Au contraire, l’abondance créant une société d’égaux sous le rapport économique, les hommes ont tous le même droit au développement de leur personnalité. Chacun comprend alors le droit des autres et respecte le prochain comme il souhaite que le prochain le respecte lui-même, car, chez tous les hommes, en dehors des inégalités physiques, existe un caractère commun : la conscience. Elle donne à tous la qualité d’homme. C’est cette conscience qui mérite le respect, de sorte que le fondement de l’égalité, c’est la conscience elle- même.

(Extraits de « Demain »)

LES LOISIRS.

EN économie distributive, les besoins intellectuels pourront être pleinement satisfaits, car l’épanouissement de la personnalité exige non seulement la sécurité matérielle, mais encore un niveau de vie élevé. C’est indiscutablement une civilisation de loisirs que le labeur des générations précédentes nous a préparée. Ils ont fait leur entrée dans le monde moderne par la porte basse du chômage. Mais, sans moyen d’existence, le loisir, c’est la misère. L’abondance apporte les loisirs payés.

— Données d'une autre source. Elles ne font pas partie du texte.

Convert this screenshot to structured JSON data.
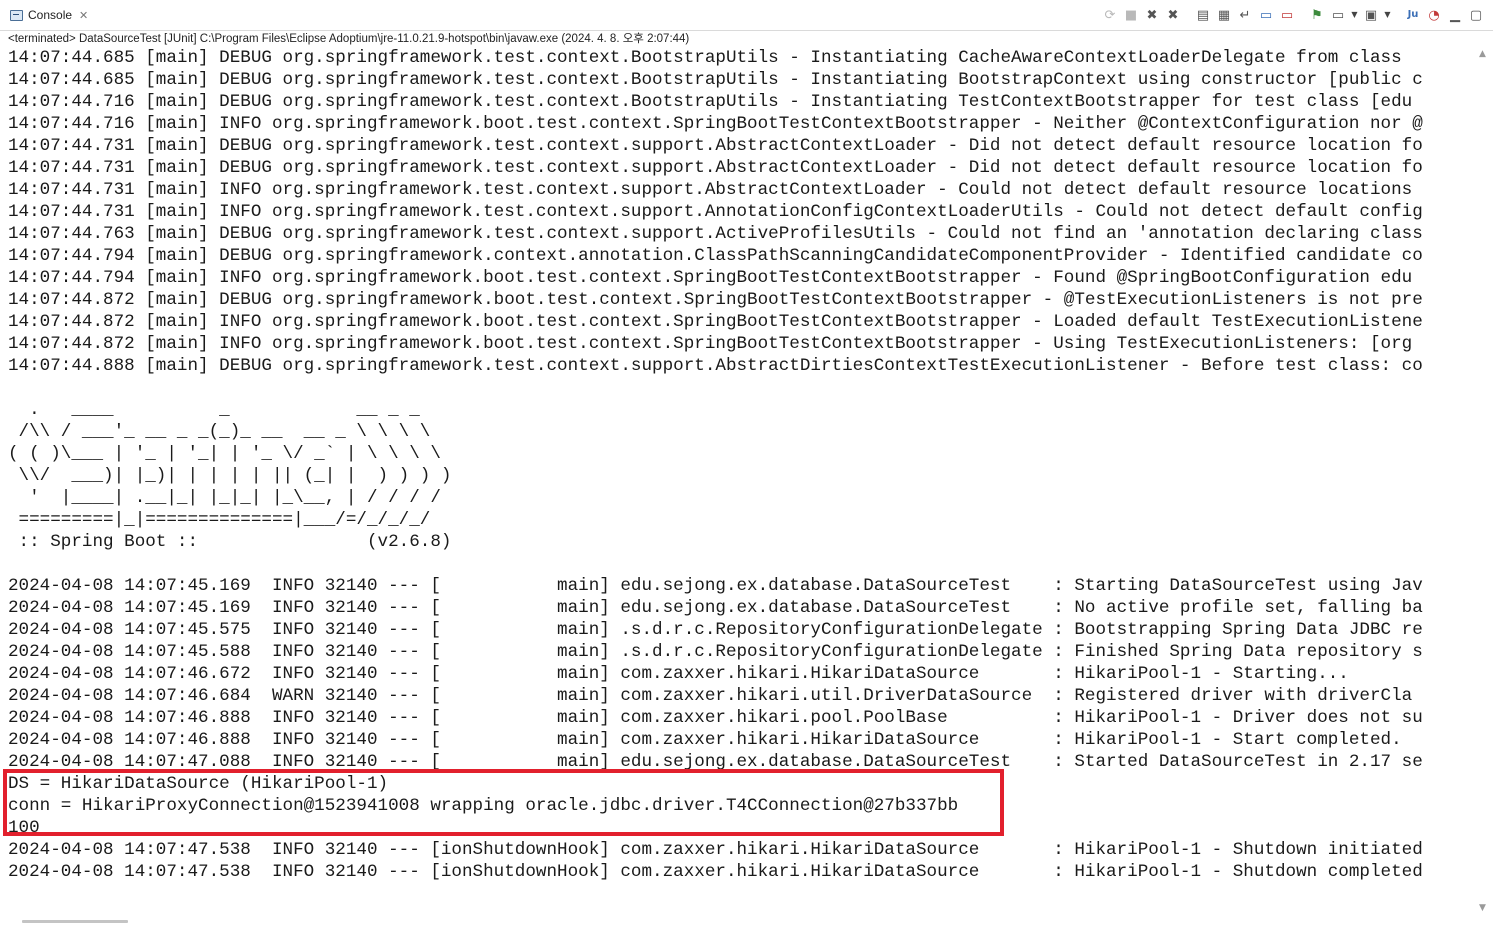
{
  "tab": {
    "label": "Console",
    "icon": "console-icon",
    "close_glyph": "✕"
  },
  "toolbar": {
    "buttons": [
      {
        "name": "relaunch-icon",
        "glyph": "⟳"
      },
      {
        "name": "terminate-icon",
        "glyph": "■"
      },
      {
        "name": "remove-launch-icon",
        "glyph": "✖"
      },
      {
        "name": "remove-all-terminated-icon",
        "glyph": "✖"
      },
      {
        "name": "clear-console-icon",
        "glyph": "▤"
      },
      {
        "name": "scroll-lock-icon",
        "glyph": "▦"
      },
      {
        "name": "word-wrap-icon",
        "glyph": "↵"
      },
      {
        "name": "show-on-stdout-icon",
        "glyph": "▭"
      },
      {
        "name": "show-on-stderr-icon",
        "glyph": "▭"
      },
      {
        "name": "pin-console-icon",
        "glyph": "⚑"
      },
      {
        "name": "display-selected-console-icon",
        "glyph": "▭"
      },
      {
        "name": "open-console-icon",
        "glyph": "▣"
      },
      {
        "name": "junit-icon",
        "glyph": "Ju"
      },
      {
        "name": "eclipse-icon",
        "glyph": "◔"
      },
      {
        "name": "minimize-icon",
        "glyph": "▁"
      },
      {
        "name": "maximize-icon",
        "glyph": "▢"
      }
    ]
  },
  "status": {
    "text": "<terminated> DataSourceTest [JUnit] C:\\Program Files\\Eclipse Adoptium\\jre-11.0.21.9-hotspot\\bin\\javaw.exe  (2024. 4. 8. 오후 2:07:44)"
  },
  "console": {
    "lines": [
      "14:07:44.685 [main] DEBUG org.springframework.test.context.BootstrapUtils - Instantiating CacheAwareContextLoaderDelegate from class",
      "14:07:44.685 [main] DEBUG org.springframework.test.context.BootstrapUtils - Instantiating BootstrapContext using constructor [public c",
      "14:07:44.716 [main] DEBUG org.springframework.test.context.BootstrapUtils - Instantiating TestContextBootstrapper for test class [edu",
      "14:07:44.716 [main] INFO org.springframework.boot.test.context.SpringBootTestContextBootstrapper - Neither @ContextConfiguration nor @",
      "14:07:44.731 [main] DEBUG org.springframework.test.context.support.AbstractContextLoader - Did not detect default resource location fo",
      "14:07:44.731 [main] DEBUG org.springframework.test.context.support.AbstractContextLoader - Did not detect default resource location fo",
      "14:07:44.731 [main] INFO org.springframework.test.context.support.AbstractContextLoader - Could not detect default resource locations",
      "14:07:44.731 [main] INFO org.springframework.test.context.support.AnnotationConfigContextLoaderUtils - Could not detect default config",
      "14:07:44.763 [main] DEBUG org.springframework.test.context.support.ActiveProfilesUtils - Could not find an 'annotation declaring class",
      "14:07:44.794 [main] DEBUG org.springframework.context.annotation.ClassPathScanningCandidateComponentProvider - Identified candidate co",
      "14:07:44.794 [main] INFO org.springframework.boot.test.context.SpringBootTestContextBootstrapper - Found @SpringBootConfiguration edu",
      "14:07:44.872 [main] DEBUG org.springframework.boot.test.context.SpringBootTestContextBootstrapper - @TestExecutionListeners is not pre",
      "14:07:44.872 [main] INFO org.springframework.boot.test.context.SpringBootTestContextBootstrapper - Loaded default TestExecutionListene",
      "14:07:44.872 [main] INFO org.springframework.boot.test.context.SpringBootTestContextBootstrapper - Using TestExecutionListeners: [org",
      "14:07:44.888 [main] DEBUG org.springframework.test.context.support.AbstractDirtiesContextTestExecutionListener - Before test class: co",
      "",
      "  .   ____          _            __ _ _",
      " /\\\\ / ___'_ __ _ _(_)_ __  __ _ \\ \\ \\ \\",
      "( ( )\\___ | '_ | '_| | '_ \\/ _` | \\ \\ \\ \\",
      " \\\\/  ___)| |_)| | | | | || (_| |  ) ) ) )",
      "  '  |____| .__|_| |_|_| |_\\__, | / / / /",
      " =========|_|==============|___/=/_/_/_/",
      " :: Spring Boot ::                (v2.6.8)",
      "",
      "2024-04-08 14:07:45.169  INFO 32140 --- [           main] edu.sejong.ex.database.DataSourceTest    : Starting DataSourceTest using Jav",
      "2024-04-08 14:07:45.169  INFO 32140 --- [           main] edu.sejong.ex.database.DataSourceTest    : No active profile set, falling ba",
      "2024-04-08 14:07:45.575  INFO 32140 --- [           main] .s.d.r.c.RepositoryConfigurationDelegate : Bootstrapping Spring Data JDBC re",
      "2024-04-08 14:07:45.588  INFO 32140 --- [           main] .s.d.r.c.RepositoryConfigurationDelegate : Finished Spring Data repository s",
      "2024-04-08 14:07:46.672  INFO 32140 --- [           main] com.zaxxer.hikari.HikariDataSource       : HikariPool-1 - Starting...",
      "2024-04-08 14:07:46.684  WARN 32140 --- [           main] com.zaxxer.hikari.util.DriverDataSource  : Registered driver with driverCla",
      "2024-04-08 14:07:46.888  INFO 32140 --- [           main] com.zaxxer.hikari.pool.PoolBase          : HikariPool-1 - Driver does not su",
      "2024-04-08 14:07:46.888  INFO 32140 --- [           main] com.zaxxer.hikari.HikariDataSource       : HikariPool-1 - Start completed.",
      "2024-04-08 14:07:47.088  INFO 32140 --- [           main] edu.sejong.ex.database.DataSourceTest    : Started DataSourceTest in 2.17 se",
      "DS = HikariDataSource (HikariPool-1)",
      "conn = HikariProxyConnection@1523941008 wrapping oracle.jdbc.driver.T4CConnection@27b337bb",
      "100",
      "2024-04-08 14:07:47.538  INFO 32140 --- [ionShutdownHook] com.zaxxer.hikari.HikariDataSource       : HikariPool-1 - Shutdown initiated",
      "2024-04-08 14:07:47.538  INFO 32140 --- [ionShutdownHook] com.zaxxer.hikari.HikariDataSource       : HikariPool-1 - Shutdown completed"
    ]
  },
  "colors": {
    "highlight_border": "#e2202d",
    "text": "#1a1a1a"
  }
}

Certes, il ne s’agit pas de « déshonorer » le travail, mais de distinguer le travail obligatoire auquel nous condamne la lutte pour la vie, et le travail volontaire qui consiste à travailler à ce qui plaît, et quand cela plaît. Le premier, consacré à la production des biens matériels, deviendra une sorte de servitude temporaire pour permettre le second, celui de l’homme « libre » au vrai sens du mot, pour se perfectionner et s’accomplir. On voit que loisir n’est pas synonyme de paresse ; fouir de ses loisirs, c’est les employer d’une manière intelligente, car il n’existe pas de plus grand plaisir que d’être agréablement et utilement occupé. Or, il est nécessaire de posséder de quoi meubler ses loisirs, ce qui implique une certaine culture : de tous les maux qui, nous affligent, l’ignorance n’est-elle pas l’un des plus grands ?

Se doute-t-on de ce que représente l’instruction mise à la portée de tous les cerveaux ? Il faut se rappeler que tout le patrimoine intellectuel, qui nous émerveille, n’a été construit que par un tout petit nombre de gens instruits : deux à trois pour cent en moyenne dans chaque génération. Quand tous les hommes seront cultivés, les sciences progresseront encore dans une mesure que personne ne peut soupçonner. C’est donc un énorme programme d’instruction et d’éducation que nous devons résoudre, impliquant une refonte complète de l’enseignement à tous les degrés. Dès maintenant on commence à peine à en soupçonner l’étendue... Mais le régime capitaliste n’est même plus capable de faire vivre dignement les professeurs et les étudiants !

L’économie distributive ouvre toutes grandes les portes de l’immense secteur où l’homme pourra exercer son habileté, son talent, satisfaire ses aoûts et ses préférences : la phase où il lutte va se perdre dans la brume de la pré-histoire : c’est la phase spirituelle qui s’ouvre devant lui.